I’m catching up on Asana Community posts, and wanted to make sure that everyone was aware that we did indeed publish this blog post. This post is (to my eyes) a tad technical and doesn’t necessarily cover the background in depth behind how things are put together, so here are some context bullet points:

  • Asana was originally built on a Javascript framework for both client and server (which enabled a “write the code once and run it both on client and server in order to maintain the same state for both” philosophy). Over the past couple of years we’ve migrated over to separate client and server implementations (which is how Asana has gotten much faster!) but still have some parts of the app that are served by a Javascript back end. The main component that was initially affected by this outage was the “page load server”, that is, the part of Asana that gives you the bundle of Javascript that your browser runs.
  • Since Asana was first constructed before Node.js was the clear winner for standalone JS applications, we’ve switched back and forth between several implementations of a Javascript interpreter. As these have varied in implementation completeness and sometimes have memory management issues, we’ve constructed our webservers to serve a certain number of incoming requests and then terminate themselves to allow the OS to clean up memory.
  • The *nix operating system call to create a new process is called “fork” and essentially takes the currently running process and splits it into 2: the continuing-to-run parent process and a new child that gets its own state. This is a fast operation, because “under the hood” the operating system shares as much memory as possible and only creates a new memory space for the state that is different in the child from the parent using copy on write.

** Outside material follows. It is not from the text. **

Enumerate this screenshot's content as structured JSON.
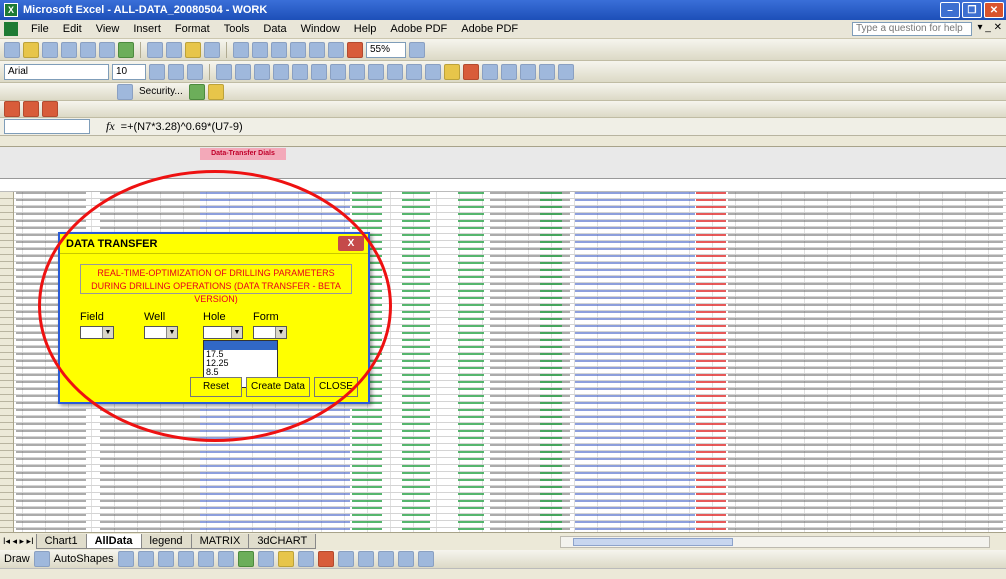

  • The process to spin up a new Javascript server is, in contrast, relatively slow - tens of seconds. If we started a brand new process every time we needed a new copy of our server, some percentage of page load requests (when you first go to asana.com) would take a long time instead of a fraction of a second (the time difference between when your requests first hits asana.com and when you start to see the loading spinner).

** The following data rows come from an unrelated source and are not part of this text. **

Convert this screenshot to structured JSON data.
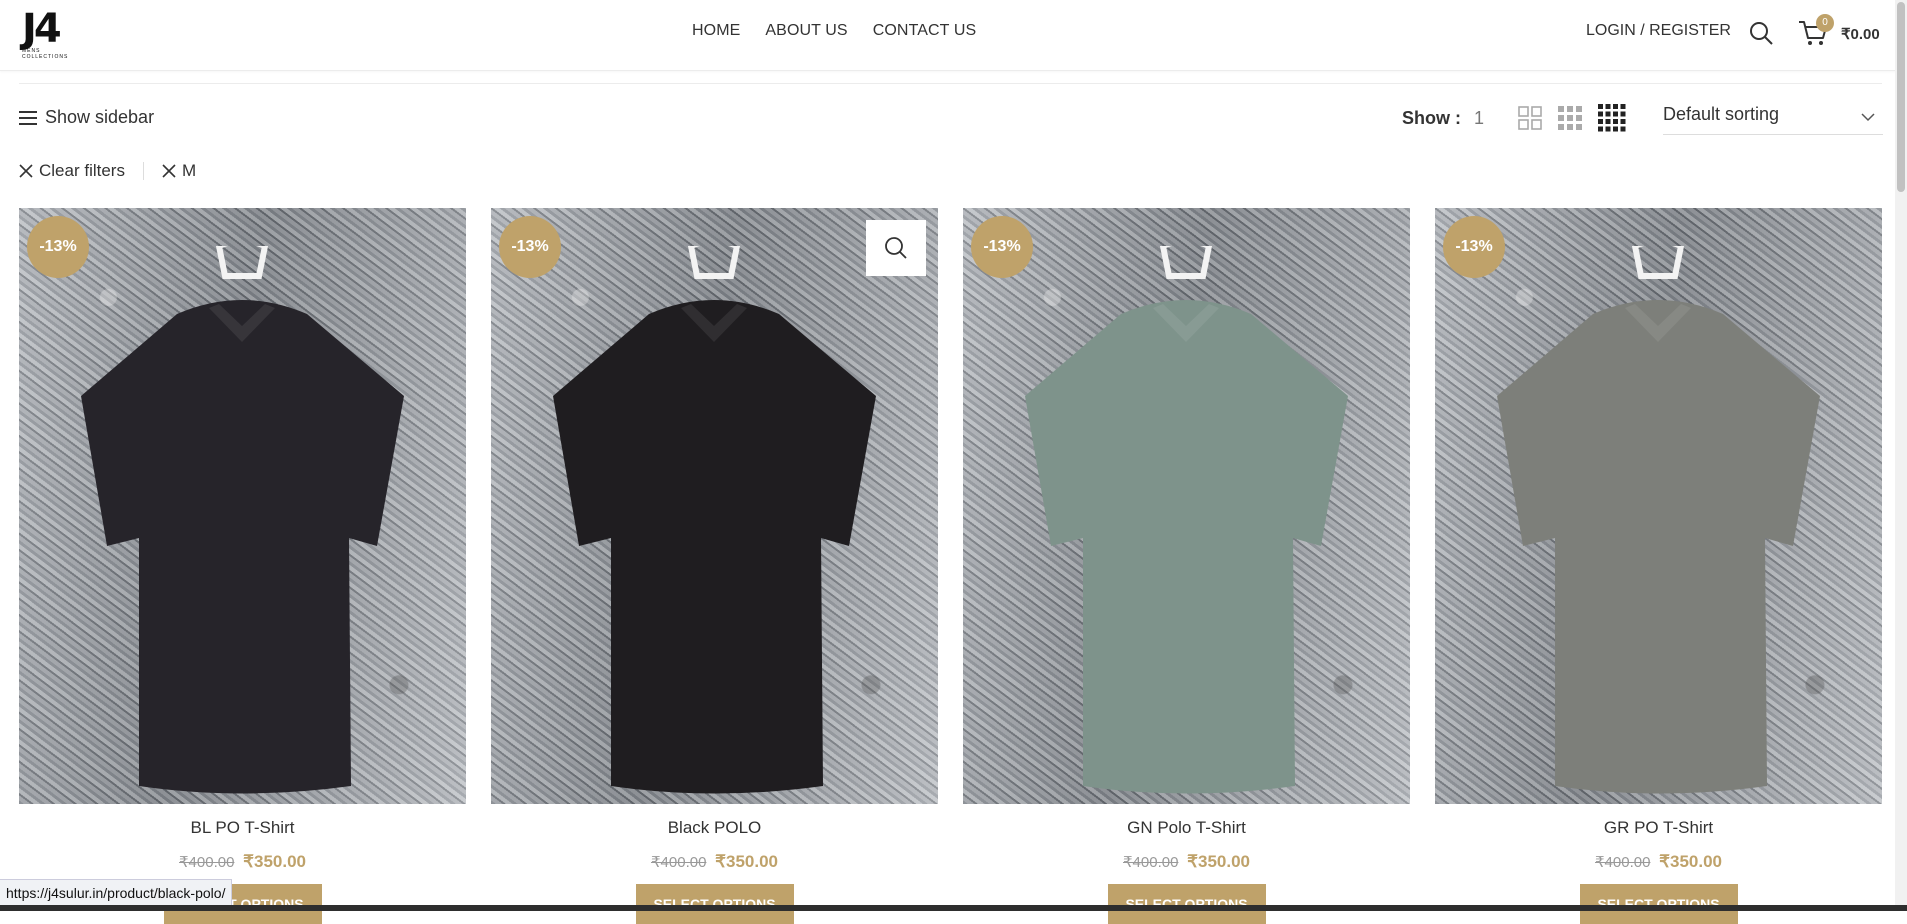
{
  "header": {
    "logo_text": "J4",
    "logo_sub": "MENS COLLECTIONS",
    "nav": [
      "HOME",
      "ABOUT US",
      "CONTACT US"
    ],
    "login_label": "LOGIN / REGISTER",
    "cart_count": "0",
    "cart_total": "₹0.00"
  },
  "toolbar": {
    "show_sidebar_label": "Show sidebar",
    "per_page_label": "Show :",
    "per_page_value": "1",
    "sort_label": "Default sorting"
  },
  "filters": {
    "clear_label": "Clear filters",
    "active": [
      {
        "label": "M"
      }
    ]
  },
  "products": [
    {
      "name": "BL PO T-Shirt",
      "badge": "-13%",
      "old_price": "₹400.00",
      "price": "₹350.00",
      "button": "Select options",
      "shirt_color": "#26242a"
    },
    {
      "name": "Black POLO",
      "badge": "-13%",
      "old_price": "₹400.00",
      "price": "₹350.00",
      "button": "Select options",
      "shirt_color": "#1f1d20"
    },
    {
      "name": "GN Polo T-Shirt",
      "badge": "-13%",
      "old_price": "₹400.00",
      "price": "₹350.00",
      "button": "Select options",
      "shirt_color": "#7e938b"
    },
    {
      "name": "GR PO T-Shirt",
      "badge": "-13%",
      "old_price": "₹400.00",
      "price": "₹350.00",
      "button": "Select options",
      "shirt_color": "#7d7f7a"
    }
  ],
  "status_url": "https://j4sulur.in/product/black-polo/",
  "colors": {
    "accent": "#bfa26a"
  }
}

  • To combat a delay from creating a new webserver from scratch, we create one and allow it to load everything and get ready up to the point that it would actually handle incoming requests - and then make it wait forever. We then use this preloaded version to fork from to create new servers that actually serve the request. We call this process the “zygote”.
  • The “main” or “master” database is one of the few single points of failure for Asana. It contains as little as possible state - only the things that absolutely must be completely shared or completely unique between users and across domains. Among these pieces of information are object IDs, the primary keys used for all the pieces of information stored in Asana. Our data model is based on an object-key-value data store, so these IDs are used for many many things in Asana - each task, project, comment, user, etc… has an ID. We are (and have been) working on isolating this database more and more over time to protect it from overloading, but we aren’t completely there yet.

The tl;dr behind what went wrong was that a small change had big consequences for causing us to not handle load well (we were failing to create the “zygote” process on our webservers). The fix for this was pretty fast - roll back to an earlier version of Asana (we keep older versions in standby for quick fixes when something seems wrong). When we fixed that, all Asana clients tried to reconnect at the same time during peak load on Monday morning, overloading our master DB, and this required bringing up a new, larger (in CPU and memory) copy of that machine. That was very slow, leading to the long duration of the downtime.